Discounts Don’t Trump Theater in Retail

Posted on by in Branding/Differentiation, Business, Design, Marketing, Operations, Remarkability

When I first arrived in Germantown, MD back in 1989, Giant was the "in" grocery store and Safeway was "out". Then, around the turn of the century, Safeway relocated to a new location with a better design, look and feel. Shoppers started migrating.

Then a few years later, even with a better looking (and newer) store, Safeway again did a whole new makeover
solidifying the difference between the two of them so that it’s undoubtedly clear they’re not in the same league. Since selling is theater (meaning that the look and feel of the place matters), Safeway has literally been a Giant killer.

However, this past week, Giant tempted me with four 10% off my entire purchase coupons (one for each of the next four weeks). Since I normally spend around $150 week in groceries I thought, "Hey for $15-$60 bucks, I’ll give Giant one more try to see if anything has changed over the past few years." Boy, was that a mistake!

From the moment I entered I kept thinking, "Fifteen dollars isn’t enough to comfort my soul." The whole look and feel (the theater part) of the store was abysmal. I can’t think of a better phrase than that it was "soul-less." It felt like a throwback to the 80’s. Giant
Ugly tile. White paper signs with big black type. Yellow and red "Everyday Low Prices," signs. Wide aisles because they’re not moving enough inventory (I wonder why?). Bright white lighting. Employees who don’t smile or ask, "May I help you?" Etc. It was depressing.

It didn’t feel like any improvement had been made to the store in years. There was no energy. No excitement. No passion. It was soul-less. Ten percent off the total purchase at a grocery store is a nice discount, but not for what it cost me. In other words, their discount got me to come to their store one time. But that shouldn’t have been their goal.

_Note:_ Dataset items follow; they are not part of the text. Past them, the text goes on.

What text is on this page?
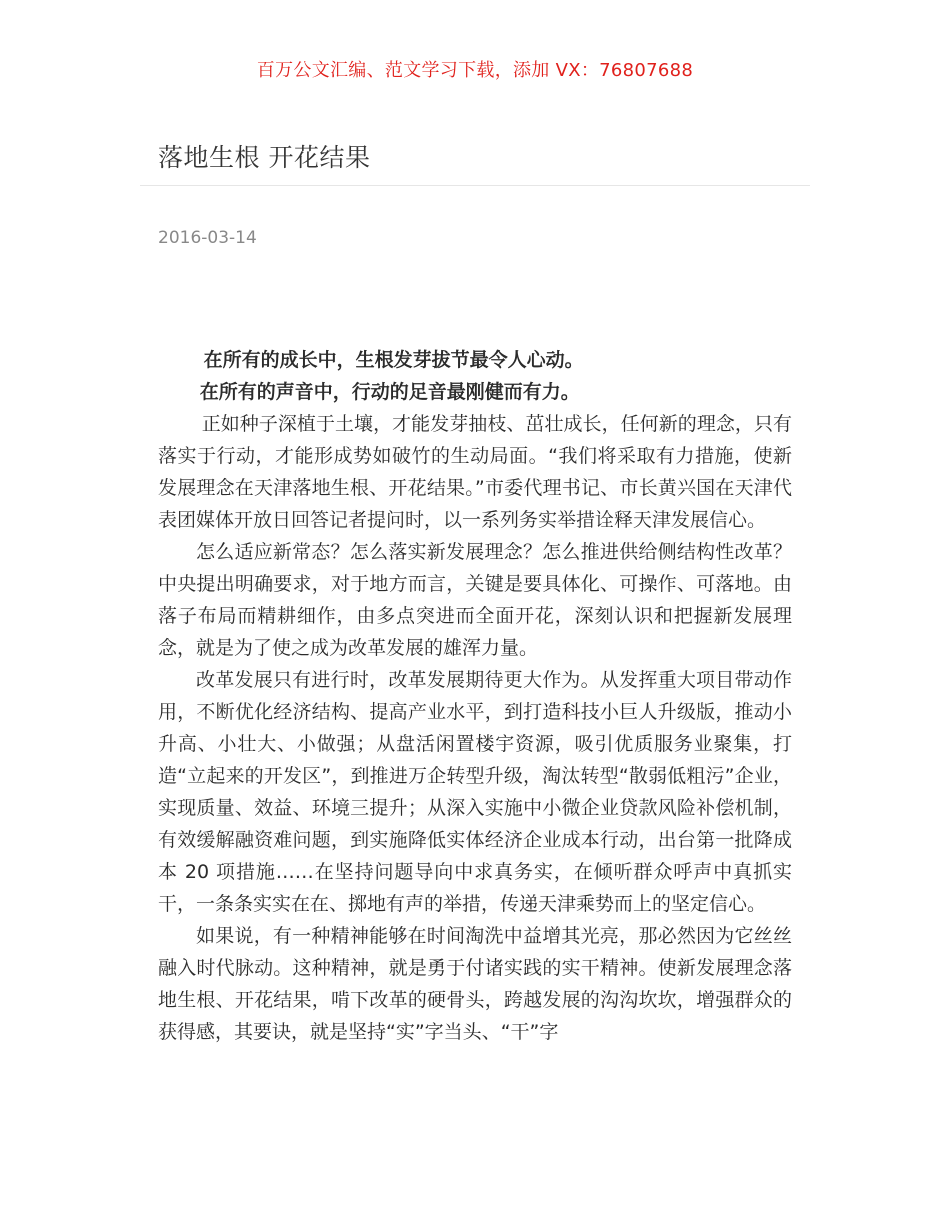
百万公文汇编、范文学习下载，添加 VX：76807688
落地生根 开花结果
2016-03-14

在所有的成长中，生根发芽拔节最令人心动。

在所有的声音中，行动的足音最刚健而有力。

正如种子深植于土壤，才能发芽抽枝、茁壮成长，任何新的理念，只有落实于行动，才能形成势如破竹的生动局面。“我们将采取有力措施，使新发展理念在天津落地生根、开花结果。”市委代理书记、市长黄兴国在天津代表团媒体开放日回答记者提问时，以一系列务实举措诠释天津发展信心。

怎么适应新常态？怎么落实新发展理念？怎么推进供给侧结构性改革？中央提出明确要求，对于地方而言，关键是要具体化、可操作、可落地。由落子布局而精耕细作，由多点突进而全面开花，深刻认识和把握新发展理念，就是为了使之成为改革发展的雄浑力量。

改革发展只有进行时，改革发展期待更大作为。从发挥重大项目带动作用，不断优化经济结构、提高产业水平，到打造科技小巨人升级版，推动小升高、小壮大、小做强；从盘活闲置楼宇资源，吸引优质服务业聚集，打造“立起来的开发区”，到推进万企转型升级，淘汰转型“散弱低粗污”企业，实现质量、效益、环境三提升；从深入实施中小微企业贷款风险补偿机制，有效缓解融资难问题，到实施降低实体经济企业成本行动，出台第一批降成本 20 项措施……在坚持问题导向中求真务实，在倾听群众呼声中真抓实干，一条条实实在在、掷地有声的举措，传递天津乘势而上的坚定信心。

如果说，有一种精神能够在时间淘洗中益增其光亮，那必然因为它丝丝融入时代脉动。这种精神，就是勇于付诸实践的实干精神。使新发展理念落地生根、开花结果，啃下改革的硬骨头，跨越发展的沟沟坎坎，增强群众的获得感，其要诀，就是坚持“实”字当头、“干”字
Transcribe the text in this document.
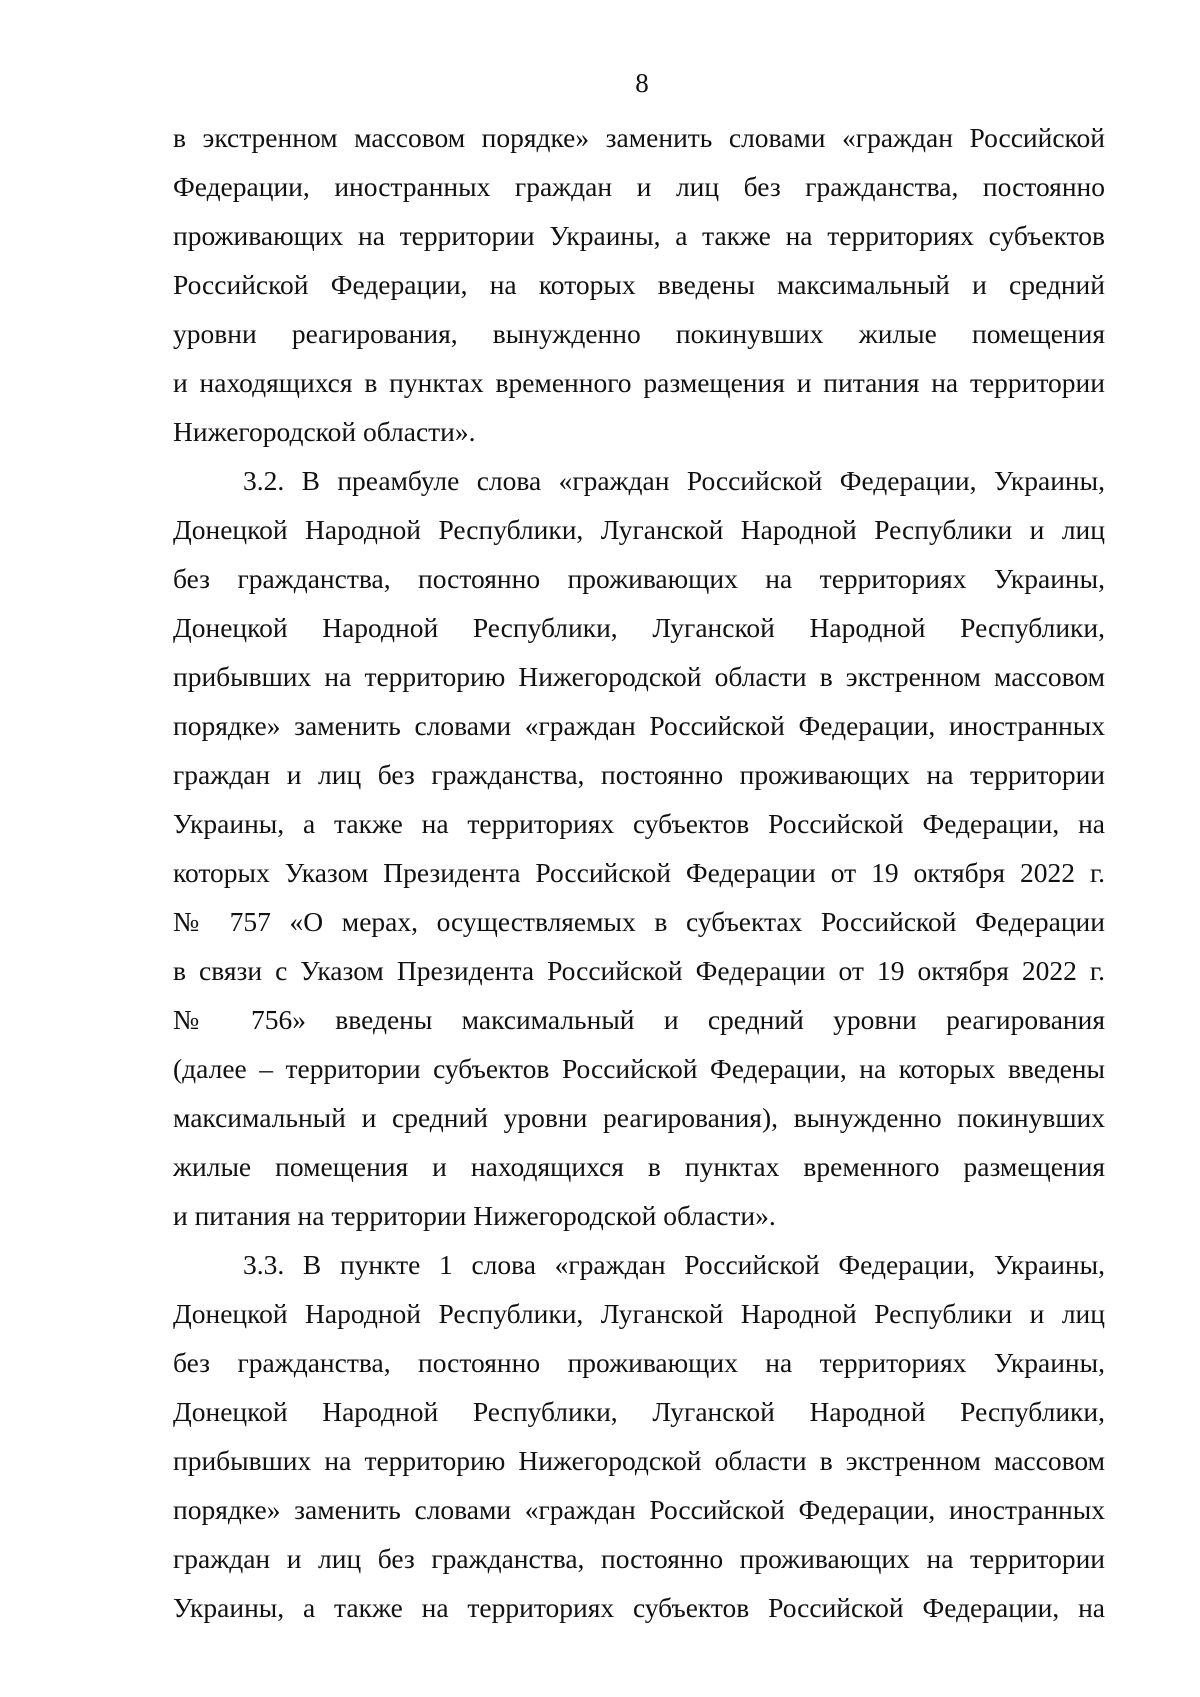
8
в экстренном массовом порядке» заменить словами «граждан Российской
Федерации, иностранных граждан и лиц без гражданства, постоянно
проживающих на территории Украины, а также на территориях субъектов
Российской Федерации, на которых введены максимальный и средний
уровни реагирования, вынужденно покинувших жилые помещения
и находящихся в пунктах временного размещения и питания на территории
Нижегородской области».
3.2. В преамбуле слова «граждан Российской Федерации, Украины,
Донецкой Народной Республики, Луганской Народной Республики и лиц
без гражданства, постоянно проживающих на территориях Украины,
Донецкой Народной Республики, Луганской Народной Республики,
прибывших на территорию Нижегородской области в экстренном массовом
порядке» заменить словами «граждан Российской Федерации, иностранных
граждан и лиц без гражданства, постоянно проживающих на территории
Украины, а также на территориях субъектов Российской Федерации, на
которых Указом Президента Российской Федерации от 19 октября 2022 г.
№ 757 «О мерах, осуществляемых в субъектах Российской Федерации
в связи с Указом Президента Российской Федерации от 19 октября 2022 г.
№ 756» введены максимальный и средний уровни реагирования
(далее – территории субъектов Российской Федерации, на которых введены
максимальный и средний уровни реагирования), вынужденно покинувших
жилые помещения и находящихся в пунктах временного размещения
и питания на территории Нижегородской области».
3.3. В пункте 1 слова «граждан Российской Федерации, Украины,
Донецкой Народной Республики, Луганской Народной Республики и лиц
без гражданства, постоянно проживающих на территориях Украины,
Донецкой Народной Республики, Луганской Народной Республики,
прибывших на территорию Нижегородской области в экстренном массовом
порядке» заменить словами «граждан Российской Федерации, иностранных
граждан и лиц без гражданства, постоянно проживающих на территории
Украины, а также на территориях субъектов Российской Федерации, на
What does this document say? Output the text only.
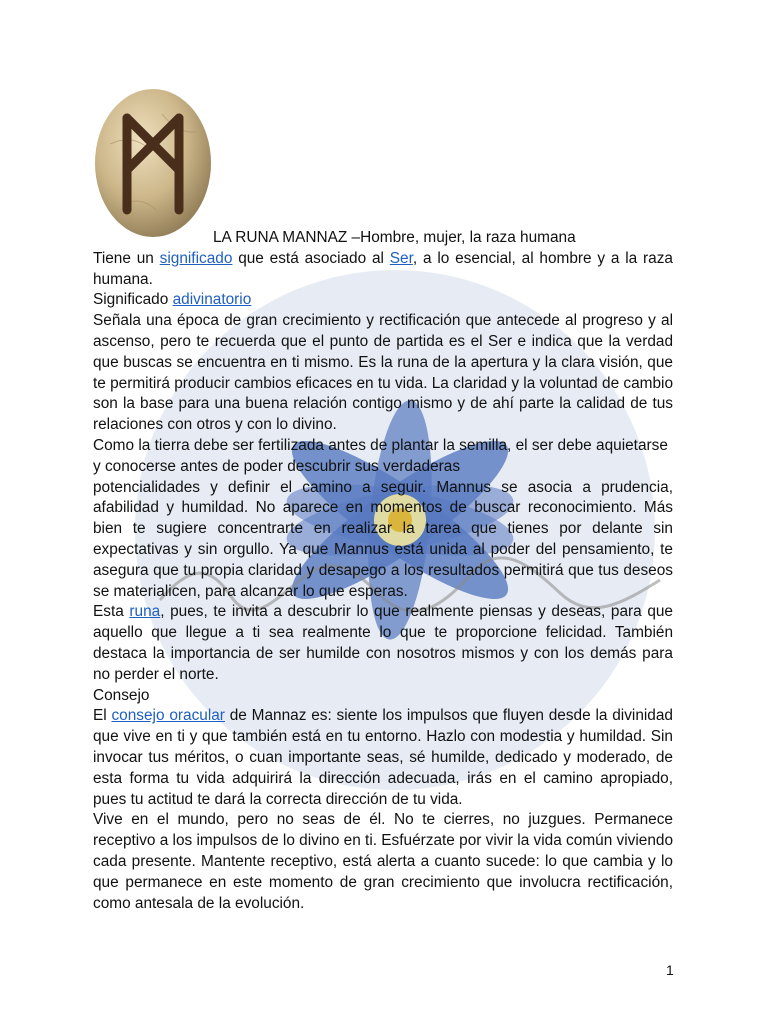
LA RUNA MANNAZ –Hombre, mujer, la raza humana

Tiene un significado que está asociado al Ser, a lo esencial, al hombre y a la raza humana.

Significado adivinatorio

Señala una época de gran crecimiento y rectificación que antecede al progreso y al ascenso, pero te recuerda que el punto de partida es el Ser e indica que la verdad que buscas se encuentra en ti mismo. Es la runa de la apertura y la clara visión, que te permitirá producir cambios eficaces en tu vida. La claridad y la voluntad de cambio son la base para una buena relación contigo mismo y de ahí parte la calidad de tus relaciones con otros y con lo divino.

Como la tierra debe ser fertilizada antes de plantar la semilla, el ser debe aquietarse y conocerse antes de poder descubrir sus verdaderas

potencialidades y definir el camino a seguir. Mannus se asocia a prudencia, afabilidad y humildad. No aparece en momentos de buscar reconocimiento. Más bien te sugiere concentrarte en realizar la tarea que tienes por delante sin expectativas y sin orgullo. Ya que Mannus está unida al poder del pensamiento, te asegura que tu propia claridad y desapego a los resultados permitirá que tus deseos se materialicen, para alcanzar lo que esperas.

Esta runa, pues, te invita a descubrir lo que realmente piensas y deseas, para que aquello que llegue a ti sea realmente lo que te proporcione felicidad. También destaca la importancia de ser humilde con nosotros mismos y con los demás para no perder el norte.

Consejo

El consejo oracular de Mannaz es: siente los impulsos que fluyen desde la divinidad que vive en ti y que también está en tu entorno. Hazlo con modestia y humildad. Sin invocar tus méritos, o cuan importante seas, sé humilde, dedicado y moderado, de esta forma tu vida adquirirá la dirección adecuada, irás en el camino apropiado, pues tu actitud te dará la correcta dirección de tu vida.

Vive en el mundo, pero no seas de él. No te cierres, no juzgues. Permanece receptivo a los impulsos de lo divino en ti. Esfuérzate por vivir la vida común viviendo cada presente. Mantente receptivo, está alerta a cuanto sucede: lo que cambia y lo que permanece en este momento de gran crecimiento que involucra rectificación, como antesala de la evolución.

1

Their goal should have been to so WOW me that I would be willing to leave Safeway and start doing my business with Giant. However, the good news for Safeway is that they have nothing to fear. I’ll be back "home" at my local Safeway next week–and every week after that. Why? Because discounts just don’t trump theater in retail. Safeway’s got it. Giant doesn’t. And that difference is worth a lot.

So, as you take a look at your business, if you’re in a business with a fixed location (retail, commercial, office, church etc.), what does your physical plant say? Regardless of what you may want to think, it is saying something. The question is, "Is what it’s saying Wowing your customers or pushing them away?"

P.S. If you’re willing to take the risk, invite three to five people to  tour your facility THIS WEEK and give you honest feedback about what it’s saying and what they noticed (like the ceiling tile that was water damaged three years ago that hasn’t been replaced yet :-).

Note: This is not a post about every Giant or every Safeway store in the country. So please only read it as an example of how theater really does matter when it comes to selling.